Originaires des États-Unis, de Belgique, d’Allemagne, plus de 10 600 personnes ont aidé à la numérisation de 2,5 millions de documents issus des Arolsen Archives. Ce centre international de documentation des persécutions nazies basé à Bad Arolsen, dans la Hesse, détient le fond le plus complet sur les victimes et les survivants de cette période et est inscrit au registre de la mémoire du Monde de l’Unesco.

Appelée #everynamecounts (#chaquenomcompte), cette initiative « vise à ériger un mémorial numérique pour les victimes des persécutions nazies », comme l’explique la Française, Floriane Azoulay, directrice de ces archives. « Le projet tisse des liens entre la mémoire du passé et l’engagement de la population d’aujourd’hui. Des jeunes qui n’ont aucun lien personnel avec la Shoah sont reconnaissants de cette opportunité de contribuer personnellement et durablement, à faire en sorte que les noms des victimes ne soient pas oubliés, et que leur histoire soit racontée », ajoute-t-elle.

« Je ne veux pas que l’histoire se répète »

Le travail des volontaires consiste à retranscrire, de chez eux et sur un site Internet spécifique, les informations contenues sur des documents scannés, issus des camps de concentration. Parmi ces volontaires, certains laissent ensuite des commentaires. L’un d’eux, originaire de Nüremberg, en Allemagne, avoue avoir « entendu et vu assez de choses sur la période nazie » durant ses années au lycée, avant de changer d’avis.
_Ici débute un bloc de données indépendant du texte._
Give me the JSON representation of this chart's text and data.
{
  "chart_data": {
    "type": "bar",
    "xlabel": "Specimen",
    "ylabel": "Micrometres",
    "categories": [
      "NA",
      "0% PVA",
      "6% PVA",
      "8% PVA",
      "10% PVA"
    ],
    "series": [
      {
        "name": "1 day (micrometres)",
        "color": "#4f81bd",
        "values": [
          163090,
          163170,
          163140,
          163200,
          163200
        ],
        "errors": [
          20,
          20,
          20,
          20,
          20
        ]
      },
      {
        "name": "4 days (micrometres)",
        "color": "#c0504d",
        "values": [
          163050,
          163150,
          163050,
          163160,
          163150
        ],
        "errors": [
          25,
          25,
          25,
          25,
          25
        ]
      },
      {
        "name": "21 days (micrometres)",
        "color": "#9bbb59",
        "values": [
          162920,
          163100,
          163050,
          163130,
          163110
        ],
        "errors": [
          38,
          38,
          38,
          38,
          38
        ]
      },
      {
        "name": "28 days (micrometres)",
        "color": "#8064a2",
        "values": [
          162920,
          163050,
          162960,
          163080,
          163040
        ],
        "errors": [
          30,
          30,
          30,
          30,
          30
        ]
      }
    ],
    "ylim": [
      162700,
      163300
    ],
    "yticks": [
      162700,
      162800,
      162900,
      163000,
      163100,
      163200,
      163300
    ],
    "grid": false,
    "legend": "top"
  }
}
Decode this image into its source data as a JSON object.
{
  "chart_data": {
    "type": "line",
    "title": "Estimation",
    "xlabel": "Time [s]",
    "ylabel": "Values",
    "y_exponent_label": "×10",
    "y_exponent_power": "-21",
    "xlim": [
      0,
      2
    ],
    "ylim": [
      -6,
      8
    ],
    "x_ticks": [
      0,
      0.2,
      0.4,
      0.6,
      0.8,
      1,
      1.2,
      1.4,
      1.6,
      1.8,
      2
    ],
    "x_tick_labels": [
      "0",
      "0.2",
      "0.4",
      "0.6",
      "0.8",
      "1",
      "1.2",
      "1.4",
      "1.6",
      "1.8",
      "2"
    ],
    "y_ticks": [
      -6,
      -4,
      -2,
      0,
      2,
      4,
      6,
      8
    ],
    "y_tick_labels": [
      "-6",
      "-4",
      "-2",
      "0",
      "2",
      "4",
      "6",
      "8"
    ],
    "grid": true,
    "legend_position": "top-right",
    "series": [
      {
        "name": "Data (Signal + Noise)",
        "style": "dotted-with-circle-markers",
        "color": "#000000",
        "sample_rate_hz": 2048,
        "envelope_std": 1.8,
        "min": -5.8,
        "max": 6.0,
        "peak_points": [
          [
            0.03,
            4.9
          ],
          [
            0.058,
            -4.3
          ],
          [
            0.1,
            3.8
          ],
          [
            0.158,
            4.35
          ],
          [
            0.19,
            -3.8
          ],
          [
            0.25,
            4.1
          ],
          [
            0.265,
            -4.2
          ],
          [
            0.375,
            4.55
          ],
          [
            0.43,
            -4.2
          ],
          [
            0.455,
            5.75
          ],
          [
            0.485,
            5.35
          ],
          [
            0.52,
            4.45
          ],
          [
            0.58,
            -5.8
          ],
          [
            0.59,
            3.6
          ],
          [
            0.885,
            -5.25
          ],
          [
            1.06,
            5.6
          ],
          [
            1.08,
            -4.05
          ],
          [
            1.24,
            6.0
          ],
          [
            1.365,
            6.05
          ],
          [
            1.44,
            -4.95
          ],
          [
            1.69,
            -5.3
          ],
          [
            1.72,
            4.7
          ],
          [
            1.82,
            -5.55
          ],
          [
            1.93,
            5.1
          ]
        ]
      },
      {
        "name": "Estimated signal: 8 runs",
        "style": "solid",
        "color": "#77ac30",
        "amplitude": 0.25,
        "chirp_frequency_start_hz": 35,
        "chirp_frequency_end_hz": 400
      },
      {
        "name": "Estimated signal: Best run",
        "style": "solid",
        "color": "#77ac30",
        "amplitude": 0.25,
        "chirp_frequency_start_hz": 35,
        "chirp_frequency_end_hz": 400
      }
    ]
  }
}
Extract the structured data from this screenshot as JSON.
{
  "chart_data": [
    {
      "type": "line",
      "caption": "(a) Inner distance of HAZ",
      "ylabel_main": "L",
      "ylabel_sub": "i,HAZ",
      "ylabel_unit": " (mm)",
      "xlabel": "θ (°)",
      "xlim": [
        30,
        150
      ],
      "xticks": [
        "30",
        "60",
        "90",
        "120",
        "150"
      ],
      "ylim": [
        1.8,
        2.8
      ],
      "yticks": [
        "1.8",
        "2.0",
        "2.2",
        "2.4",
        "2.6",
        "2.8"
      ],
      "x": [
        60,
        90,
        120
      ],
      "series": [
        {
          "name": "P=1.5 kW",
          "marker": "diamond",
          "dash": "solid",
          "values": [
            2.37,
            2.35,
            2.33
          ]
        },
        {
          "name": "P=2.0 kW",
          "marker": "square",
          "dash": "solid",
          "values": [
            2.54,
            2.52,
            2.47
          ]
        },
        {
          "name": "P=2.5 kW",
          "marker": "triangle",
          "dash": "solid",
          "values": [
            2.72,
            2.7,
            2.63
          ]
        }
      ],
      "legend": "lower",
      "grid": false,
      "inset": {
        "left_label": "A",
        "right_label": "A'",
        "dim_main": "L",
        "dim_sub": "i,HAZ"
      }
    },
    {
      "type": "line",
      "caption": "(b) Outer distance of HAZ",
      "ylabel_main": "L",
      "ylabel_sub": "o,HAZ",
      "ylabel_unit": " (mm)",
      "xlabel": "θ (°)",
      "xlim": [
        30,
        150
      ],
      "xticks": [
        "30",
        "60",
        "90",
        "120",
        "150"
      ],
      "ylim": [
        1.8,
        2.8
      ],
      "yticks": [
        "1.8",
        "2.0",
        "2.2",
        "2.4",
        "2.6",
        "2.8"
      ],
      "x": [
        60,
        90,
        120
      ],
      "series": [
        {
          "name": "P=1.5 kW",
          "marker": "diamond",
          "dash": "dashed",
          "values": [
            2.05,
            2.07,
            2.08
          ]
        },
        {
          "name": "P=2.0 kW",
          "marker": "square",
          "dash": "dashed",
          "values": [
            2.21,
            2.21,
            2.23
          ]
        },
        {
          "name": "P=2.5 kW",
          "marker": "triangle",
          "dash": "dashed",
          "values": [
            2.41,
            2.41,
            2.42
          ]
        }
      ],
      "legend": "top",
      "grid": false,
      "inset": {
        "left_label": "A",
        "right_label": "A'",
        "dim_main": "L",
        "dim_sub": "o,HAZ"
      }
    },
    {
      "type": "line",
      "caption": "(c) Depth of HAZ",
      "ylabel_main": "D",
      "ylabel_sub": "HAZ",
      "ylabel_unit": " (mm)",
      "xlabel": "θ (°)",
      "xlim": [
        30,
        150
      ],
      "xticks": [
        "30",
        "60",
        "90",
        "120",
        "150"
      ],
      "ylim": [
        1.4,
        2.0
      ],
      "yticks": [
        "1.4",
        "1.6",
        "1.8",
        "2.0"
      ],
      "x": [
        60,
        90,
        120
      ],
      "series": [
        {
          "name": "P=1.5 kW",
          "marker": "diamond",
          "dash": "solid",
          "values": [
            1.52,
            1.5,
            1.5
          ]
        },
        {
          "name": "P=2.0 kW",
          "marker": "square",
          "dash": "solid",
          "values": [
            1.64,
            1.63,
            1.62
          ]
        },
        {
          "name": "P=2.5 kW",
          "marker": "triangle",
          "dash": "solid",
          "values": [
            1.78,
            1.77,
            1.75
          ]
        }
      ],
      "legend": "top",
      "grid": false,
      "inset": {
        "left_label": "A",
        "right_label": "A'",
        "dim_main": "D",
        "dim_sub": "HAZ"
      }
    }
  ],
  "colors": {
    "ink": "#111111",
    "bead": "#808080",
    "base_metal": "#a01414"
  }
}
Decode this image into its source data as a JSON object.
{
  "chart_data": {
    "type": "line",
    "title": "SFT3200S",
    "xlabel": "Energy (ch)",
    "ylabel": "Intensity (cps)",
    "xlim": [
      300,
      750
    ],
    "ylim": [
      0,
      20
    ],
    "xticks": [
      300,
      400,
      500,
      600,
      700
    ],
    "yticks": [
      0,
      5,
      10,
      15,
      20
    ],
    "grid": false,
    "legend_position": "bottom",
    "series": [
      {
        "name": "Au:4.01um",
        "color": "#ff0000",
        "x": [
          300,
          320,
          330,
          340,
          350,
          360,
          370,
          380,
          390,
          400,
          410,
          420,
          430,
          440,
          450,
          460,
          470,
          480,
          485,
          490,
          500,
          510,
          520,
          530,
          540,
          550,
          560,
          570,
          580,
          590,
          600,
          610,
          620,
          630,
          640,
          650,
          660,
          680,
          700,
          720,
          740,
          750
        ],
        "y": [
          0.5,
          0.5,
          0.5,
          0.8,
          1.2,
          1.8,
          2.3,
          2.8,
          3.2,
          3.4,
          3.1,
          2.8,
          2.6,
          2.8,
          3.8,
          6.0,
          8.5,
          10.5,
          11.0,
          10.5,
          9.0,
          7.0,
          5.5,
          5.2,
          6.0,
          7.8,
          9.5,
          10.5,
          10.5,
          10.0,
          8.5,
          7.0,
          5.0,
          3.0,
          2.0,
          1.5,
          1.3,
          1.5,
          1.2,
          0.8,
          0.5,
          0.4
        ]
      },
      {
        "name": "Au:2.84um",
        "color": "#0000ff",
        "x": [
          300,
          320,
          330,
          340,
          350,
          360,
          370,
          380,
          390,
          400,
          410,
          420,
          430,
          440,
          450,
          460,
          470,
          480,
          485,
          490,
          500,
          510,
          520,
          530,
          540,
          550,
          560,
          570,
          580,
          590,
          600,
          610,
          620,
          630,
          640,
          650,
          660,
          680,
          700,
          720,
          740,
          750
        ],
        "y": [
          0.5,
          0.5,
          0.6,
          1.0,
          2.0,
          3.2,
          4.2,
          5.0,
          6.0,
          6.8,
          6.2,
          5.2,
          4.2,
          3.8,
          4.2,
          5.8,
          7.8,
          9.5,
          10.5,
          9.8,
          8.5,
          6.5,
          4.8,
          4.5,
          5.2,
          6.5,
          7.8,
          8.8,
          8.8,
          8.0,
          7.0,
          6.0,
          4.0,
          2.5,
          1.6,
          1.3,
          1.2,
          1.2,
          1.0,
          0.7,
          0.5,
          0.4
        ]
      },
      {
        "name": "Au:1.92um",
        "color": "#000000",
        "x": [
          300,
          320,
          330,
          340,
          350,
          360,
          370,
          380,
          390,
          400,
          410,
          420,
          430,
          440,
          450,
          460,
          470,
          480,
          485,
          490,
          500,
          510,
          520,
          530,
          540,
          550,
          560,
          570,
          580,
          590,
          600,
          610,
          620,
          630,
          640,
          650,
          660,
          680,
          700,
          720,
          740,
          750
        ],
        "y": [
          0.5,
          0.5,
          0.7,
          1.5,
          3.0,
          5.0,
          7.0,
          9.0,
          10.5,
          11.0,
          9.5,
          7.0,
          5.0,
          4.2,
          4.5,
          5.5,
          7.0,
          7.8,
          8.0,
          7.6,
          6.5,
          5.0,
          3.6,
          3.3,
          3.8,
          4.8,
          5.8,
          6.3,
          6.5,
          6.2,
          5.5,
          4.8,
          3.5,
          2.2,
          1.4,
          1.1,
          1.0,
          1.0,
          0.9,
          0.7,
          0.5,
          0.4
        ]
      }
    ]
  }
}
« Aujourd’hui, j’ai retranscrit la fiche d’une personne née le même jour que moi », écrit-il. « Je ne veux pas que l’histoire se répète. En participant à cette initiative, j’espère redonner un peu de dignité aux victimes » ajoute-t-il. Des établissements scolaires participent, comme le lycée français de Düsseldorf.

« Un signe de diversité et de démocratie »

« Nous travaillons depuis vingt ans à la numérisation de nos archives, mais n’avons pas réussi à numériser la moitié des 30 millions de documents que nous possédons », constate Anke Münster, porte-parole des Archives de Bad Arolsen. « Le travail des volontaires est donc très important. Ces gens sont actifs, très motivés, ils créent un lien direct avec les victimes. Ils apprennent où elles ont vécu, quel métier elles faisaient. Ce projet est un signe de diversité et de démocratie, alors que cette période de l’histoire est souvent relativisée et que les survivants ne pourront bientôt plus parler. Les documents parlent à leur place », note-t-elle.

Une fois numérisés, ces documents sont mis en ligne et accessibles à tous, facilitant le travail des descendants de victimes. 76 ans après la libération du camp d’Auschwitz, le 27 janvier 1945, l’intérêt reste fort. Les Archives de Bad Arolsen reçoivent, chaque année, plus de 20 000 demandes de renseignements.